Diary of the mad med-lab techs

July 1, 2011


“Garbage in” = “garbage out” (GIGO)

Cultures can be real problems for techs, physicians, and patients because it is so easy for “bad” specimens to lead to “bad” tests that lead to “bad” results, “bad” therapy, and “bad” outcomes. (Feel free to substitute “improper,” “inappropriate,” “incorrect,” or “dumb” for “bad” in any of the preceding.) I have tried to explain to clinicians on many occasions that GIGO results are misleading: Under the best circumstances, the patient will not be helped; under the worst circumstances, the patient can be harmed. Physicians know the lab will make them accept full responsibility by signing for anything less than a completed cross match as “uncross matched” — yet, they want the lab to release preliminary micro results with the assurance that they can treat the patient as if the testing was fully completed. If we let physicians get away with this, any repercussions are our fault.


—Chuck Millstein, MBA, MT(ASCP), CLDir(NCA), Retired


Unnecessary cultures

Since my retirement last year, I have decided that I am too young to hang it up, so I am doing temporary travel assignments in clinical microbiology labs around the country. These positions are usually for 13 weeks and are a great way to stay active and see how other labs are doing microbiology. I am finding out that I am never too old to learn, and I am getting a hefty supply of topics for this column.

I keep harping on a subject that comes up all the time: Receiving and working up unacceptable specimens for culture and reporting out worthless information to the provider with the assumption that he will know how to “sort it out.”

We are the microbiologists, and it is our legal responsibility to provide accurate, timely results that will have a positive impact on patient management.

I am amazed by what I am seeing! And I am appalled by the excuses I hear. A brutal fact: Directors and supervisors of microbiology departments are not involving themselves in the day-to-day running of the laboratory at the bench level. Instead, they are relying on senior techs who may have little or no background knowledge of normal vs. abnormal or pathogen versus commensal.

Directors and supervisors come in annually to sign the manuals, but do they really look at what is being reported? Do they really understand what is causing antimicrobial resistance? Do they realize that their techs are reporting out normal flora organisms with susceptibility results, and providers are making patient-management decisions based on that information?

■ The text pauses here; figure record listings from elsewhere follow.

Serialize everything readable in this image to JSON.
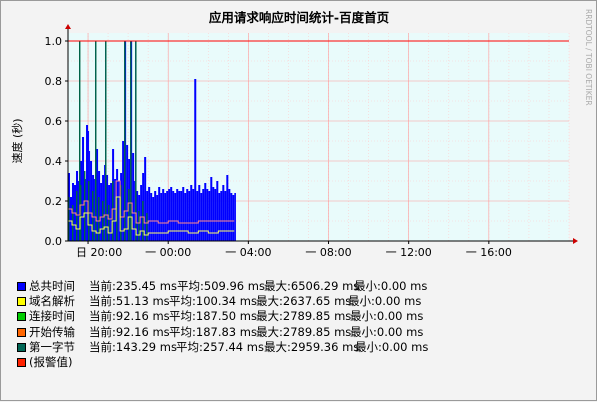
{
  "chart_data": {
    "type": "area",
    "title": "应用请求响应时间统计-百度首页",
    "ylabel": "速度 (秒)",
    "watermark": "RRDTOOL / TOBI OETIKER",
    "ylim": [
      0,
      1.0
    ],
    "xlim_hours": [
      19.0,
      27.5
    ],
    "y_ticks": [
      "0.0",
      "0.2",
      "0.4",
      "0.6",
      "0.8",
      "1.0"
    ],
    "y_tick_values": [
      0.0,
      0.2,
      0.4,
      0.6,
      0.8,
      1.0
    ],
    "x_ticks": [
      "日 20:00",
      "一 00:00",
      "一 04:00",
      "一 08:00",
      "一 12:00",
      "一 16:00"
    ],
    "x_tick_hours": [
      20,
      24,
      28,
      32,
      36,
      40
    ],
    "x_range_hours": [
      19.0,
      44.0
    ],
    "alarm_threshold": 1.0,
    "colors": {
      "total": "#0000ff",
      "dns": "#ffff00",
      "connect": "#00cc00",
      "start": "#ff6600",
      "first": "#006644",
      "alarm": "#ff0000",
      "plot_bg": "#e9fbfb",
      "grid": "#ffaaaa"
    },
    "series_total": {
      "name": "总共时间",
      "x": [
        19.0,
        19.1,
        19.2,
        19.3,
        19.4,
        19.5,
        19.55,
        19.6,
        19.7,
        19.8,
        19.9,
        20.0,
        20.05,
        20.1,
        20.2,
        20.3,
        20.35,
        20.4,
        20.5,
        20.6,
        20.7,
        20.8,
        20.85,
        20.9,
        21.0,
        21.1,
        21.2,
        21.3,
        21.4,
        21.5,
        21.6,
        21.7,
        21.8,
        21.9,
        22.0,
        22.1,
        22.2,
        22.3,
        22.35,
        22.4,
        22.5,
        22.6,
        22.7,
        22.8,
        22.9,
        23.0,
        23.1,
        23.2,
        23.3,
        23.4,
        23.5,
        23.6,
        23.7,
        23.8,
        23.9,
        24.0,
        24.1,
        24.2,
        24.3,
        24.4,
        24.5,
        24.6,
        24.7,
        24.8,
        24.9,
        25.0,
        25.1,
        25.2,
        25.3,
        25.4,
        25.5,
        25.6,
        25.7,
        25.8,
        25.9,
        26.0,
        26.1,
        26.2,
        26.3,
        26.4,
        26.5,
        26.6,
        26.7,
        26.8,
        26.9,
        27.0,
        27.1,
        27.2,
        27.3
      ],
      "values": [
        0.34,
        0.22,
        0.29,
        0.28,
        0.35,
        0.3,
        1.0,
        0.4,
        0.52,
        0.31,
        0.58,
        0.55,
        0.45,
        0.4,
        0.33,
        0.31,
        1.0,
        0.46,
        0.35,
        0.29,
        0.33,
        0.38,
        1.0,
        0.33,
        0.28,
        0.29,
        0.46,
        0.31,
        0.36,
        0.3,
        0.34,
        0.5,
        1.0,
        0.48,
        0.41,
        1.0,
        0.44,
        0.3,
        1.0,
        0.25,
        0.23,
        0.28,
        0.34,
        0.42,
        0.25,
        0.27,
        0.24,
        0.22,
        0.25,
        0.23,
        0.27,
        0.24,
        0.26,
        0.24,
        0.25,
        0.26,
        0.27,
        0.25,
        0.24,
        0.26,
        0.25,
        0.25,
        0.27,
        0.24,
        0.26,
        0.25,
        0.28,
        0.26,
        0.81,
        0.25,
        0.28,
        0.24,
        0.26,
        0.29,
        0.26,
        0.25,
        0.32,
        0.27,
        0.26,
        0.3,
        0.24,
        0.25,
        0.28,
        0.25,
        0.33,
        0.26,
        0.24,
        0.23,
        0.24
      ]
    },
    "series_first_byte": {
      "name": "第一字节",
      "x": [
        19.0,
        19.2,
        19.4,
        19.55,
        19.6,
        19.8,
        20.0,
        20.2,
        20.35,
        20.5,
        20.7,
        20.85,
        21.0,
        21.2,
        21.4,
        21.6,
        21.8,
        22.0,
        22.1,
        22.35,
        22.5,
        22.7,
        22.9
      ],
      "values": [
        0.22,
        0.18,
        0.25,
        1.0,
        0.28,
        0.35,
        0.3,
        0.25,
        1.0,
        0.22,
        0.2,
        1.0,
        0.18,
        0.3,
        0.22,
        0.28,
        1.0,
        0.26,
        1.0,
        1.0,
        0.15,
        0.2,
        0.14
      ]
    },
    "series_start": {
      "name": "开始传输",
      "x": [
        19.0,
        19.2,
        19.4,
        19.6,
        19.8,
        20.0,
        20.2,
        20.4,
        20.6,
        20.8,
        21.0,
        21.2,
        21.4,
        21.6,
        21.8,
        22.0,
        22.2,
        22.4,
        22.6,
        22.8,
        23.0,
        23.5,
        24.0,
        24.5,
        25.0,
        25.5,
        26.0,
        26.5,
        27.0,
        27.3
      ],
      "values": [
        0.16,
        0.14,
        0.13,
        0.18,
        0.2,
        0.14,
        0.12,
        0.1,
        0.12,
        0.13,
        0.11,
        0.16,
        0.3,
        0.12,
        0.15,
        0.19,
        0.14,
        0.09,
        0.12,
        0.09,
        0.1,
        0.09,
        0.1,
        0.09,
        0.09,
        0.1,
        0.1,
        0.1,
        0.1,
        0.1
      ]
    },
    "series_dns": {
      "name": "域名解析",
      "x": [
        19.0,
        19.2,
        19.4,
        19.6,
        19.8,
        20.0,
        20.2,
        20.4,
        20.6,
        20.8,
        21.0,
        21.2,
        21.4,
        21.6,
        21.8,
        22.0,
        22.2,
        22.4,
        22.6,
        22.8,
        23.0,
        23.5,
        24.0,
        24.5,
        25.0,
        25.5,
        26.0,
        26.5,
        27.0,
        27.3
      ],
      "values": [
        0.1,
        0.08,
        0.06,
        0.12,
        0.14,
        0.08,
        0.05,
        0.04,
        0.06,
        0.07,
        0.04,
        0.1,
        0.22,
        0.05,
        0.06,
        0.12,
        0.06,
        0.03,
        0.05,
        0.03,
        0.04,
        0.04,
        0.05,
        0.05,
        0.04,
        0.05,
        0.04,
        0.05,
        0.05,
        0.05
      ]
    }
  },
  "legend": [
    {
      "name": "总共时间",
      "color": "#0000ff",
      "current": "当前:235.45 ms",
      "avg": "平均:509.96 ms",
      "max": "最大:6506.29 ms",
      "min": "最小:0.00 ms",
      "avg_x": 88,
      "max_x": 175,
      "min_x": 265
    },
    {
      "name": "域名解析",
      "color": "#ffff00",
      "current": "当前:51.13 ms",
      "avg": "平均:100.34 ms",
      "max": "最大:2637.65 ms",
      "min": "最小:0.00 ms",
      "avg_x": 80,
      "max_x": 167,
      "min_x": 259
    },
    {
      "name": "连接时间",
      "color": "#00cc00",
      "current": "当前:92.16 ms",
      "avg": "平均:187.50 ms",
      "max": "最大:2789.85 ms",
      "min": "最小:0.00 ms",
      "avg_x": 80,
      "max_x": 167,
      "min_x": 261
    },
    {
      "name": "开始传输",
      "color": "#ff6600",
      "current": "当前:92.16 ms",
      "avg": "平均:187.83 ms",
      "max": "最大:2789.85 ms",
      "min": "最小:0.00 ms",
      "avg_x": 80,
      "max_x": 167,
      "min_x": 261
    },
    {
      "name": "第一字节",
      "color": "#006655",
      "current": "当前:143.29 ms",
      "avg": "平均:257.44 ms",
      "max": "最大:2959.36 ms",
      "min": "最小:0.00 ms",
      "avg_x": 87,
      "max_x": 175,
      "min_x": 266
    },
    {
      "name": "(报警值)",
      "color": "#ff2200",
      "current": "",
      "avg": "",
      "max": "",
      "min": "",
      "avg_x": 0,
      "max_x": 0,
      "min_x": 0
    }
  ]
}
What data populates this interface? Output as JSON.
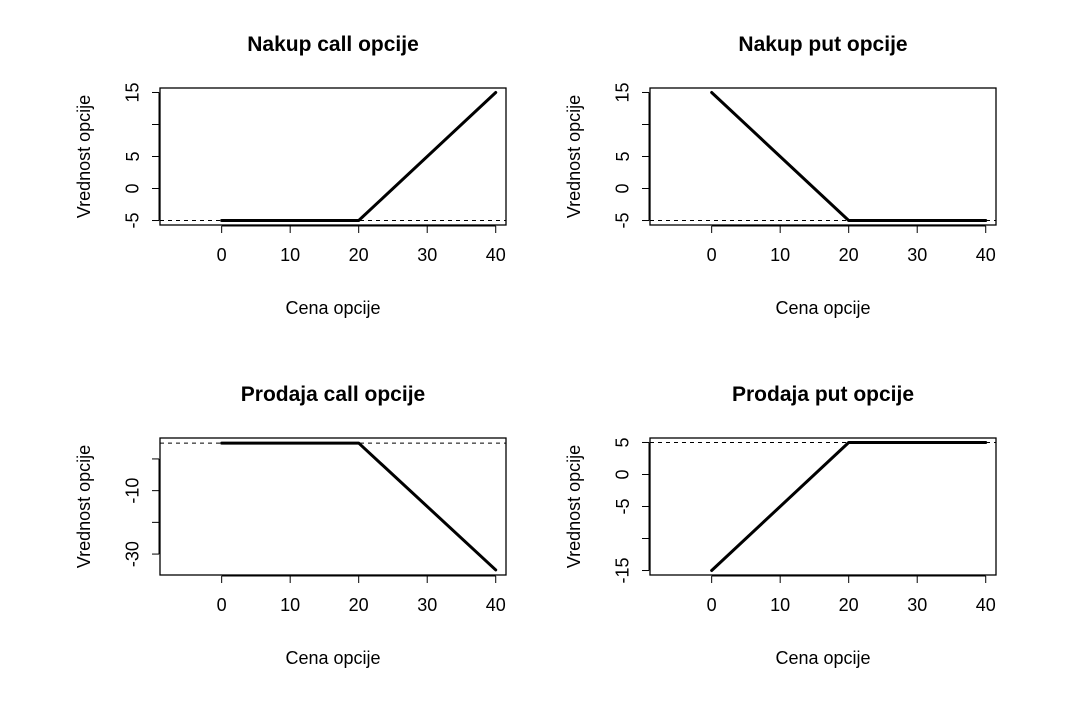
{
  "chart_data": [
    {
      "type": "line",
      "title": "Nakup call opcije",
      "xlabel": "Cena opcije",
      "ylabel": "Vrednost opcije",
      "x": [
        0,
        20,
        40
      ],
      "y": [
        -5,
        -5,
        15
      ],
      "xlim": [
        -9,
        41.5
      ],
      "ylim": [
        -5.7,
        15.7
      ],
      "xticks": [
        0,
        10,
        20,
        30,
        40
      ],
      "yticks": [
        -5,
        0,
        5,
        10,
        15
      ],
      "yticklabels": [
        "-5",
        "0",
        "5",
        "",
        "15"
      ],
      "hline": -5,
      "grid": false
    },
    {
      "type": "line",
      "title": "Nakup put opcije",
      "xlabel": "Cena opcije",
      "ylabel": "Vrednost opcije",
      "x": [
        0,
        20,
        40
      ],
      "y": [
        15,
        -5,
        -5
      ],
      "xlim": [
        -9,
        41.5
      ],
      "ylim": [
        -5.7,
        15.7
      ],
      "xticks": [
        0,
        10,
        20,
        30,
        40
      ],
      "yticks": [
        -5,
        0,
        5,
        10,
        15
      ],
      "yticklabels": [
        "-5",
        "0",
        "5",
        "",
        "15"
      ],
      "hline": -5,
      "grid": false
    },
    {
      "type": "line",
      "title": "Prodaja call opcije",
      "xlabel": "Cena opcije",
      "ylabel": "Vrednost opcije",
      "x": [
        0,
        20,
        40
      ],
      "y": [
        5,
        5,
        -35
      ],
      "xlim": [
        -9,
        41.5
      ],
      "ylim": [
        -36.6,
        6.6
      ],
      "xticks": [
        0,
        10,
        20,
        30,
        40
      ],
      "yticks": [
        -30,
        -20,
        -10,
        0
      ],
      "yticklabels": [
        "-30",
        "",
        "-10",
        ""
      ],
      "hline": 5,
      "grid": false
    },
    {
      "type": "line",
      "title": "Prodaja put opcije",
      "xlabel": "Cena opcije",
      "ylabel": "Vrednost opcije",
      "x": [
        0,
        20,
        40
      ],
      "y": [
        -15,
        5,
        5
      ],
      "xlim": [
        -9,
        41.5
      ],
      "ylim": [
        -15.7,
        5.7
      ],
      "xticks": [
        0,
        10,
        20,
        30,
        40
      ],
      "yticks": [
        -15,
        -10,
        -5,
        0,
        5
      ],
      "yticklabels": [
        "-15",
        "",
        "-5",
        "0",
        "5"
      ],
      "hline": 5,
      "grid": false
    }
  ]
}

Examples of misleading information?

  • Again with the normal throat flora! Reporting out Streptococcus pneumoniae, Moraxella catarrhalis, Haemophilus influenzae, or Staphylococcus aureus from a throat specimen will lead to unnecessary antibiotic usage and, ultimately, add to the problem of resistance.
  • Working up wound cultures without guidance from initial Gram stain to determine quality of specimen (e.g., presence of epithelial cells).
  • Processing and reporting sputum cultures without a screen for acceptability.
  • Non-representative sources for diagnosis of infection:

                •  nasal swab for sinus infection;

                •  external ear canal swab for middle-ear infection;

                •  vaginal culture for uterine infection;

                •  nasal secretions for sinus infection.
  • Identifying and performing susceptibilities on Pseudomonas aeruginosa from stool specimens!

The last temporary assignment I had was with a prestigious hospital in a large metropolitan area. There were four full-time techs in the microbiology department; the youngest was 50, and the oldest was 75. These people have years of valuable experience that will be lost when they retire. There are no prospects for replacements at that facility; they rely on temporaries to cover for them. Medical-technologist shortages are at a critical stage. I see new, minimally trained people filling in the gaps and that, in the end, will translate into substandard results.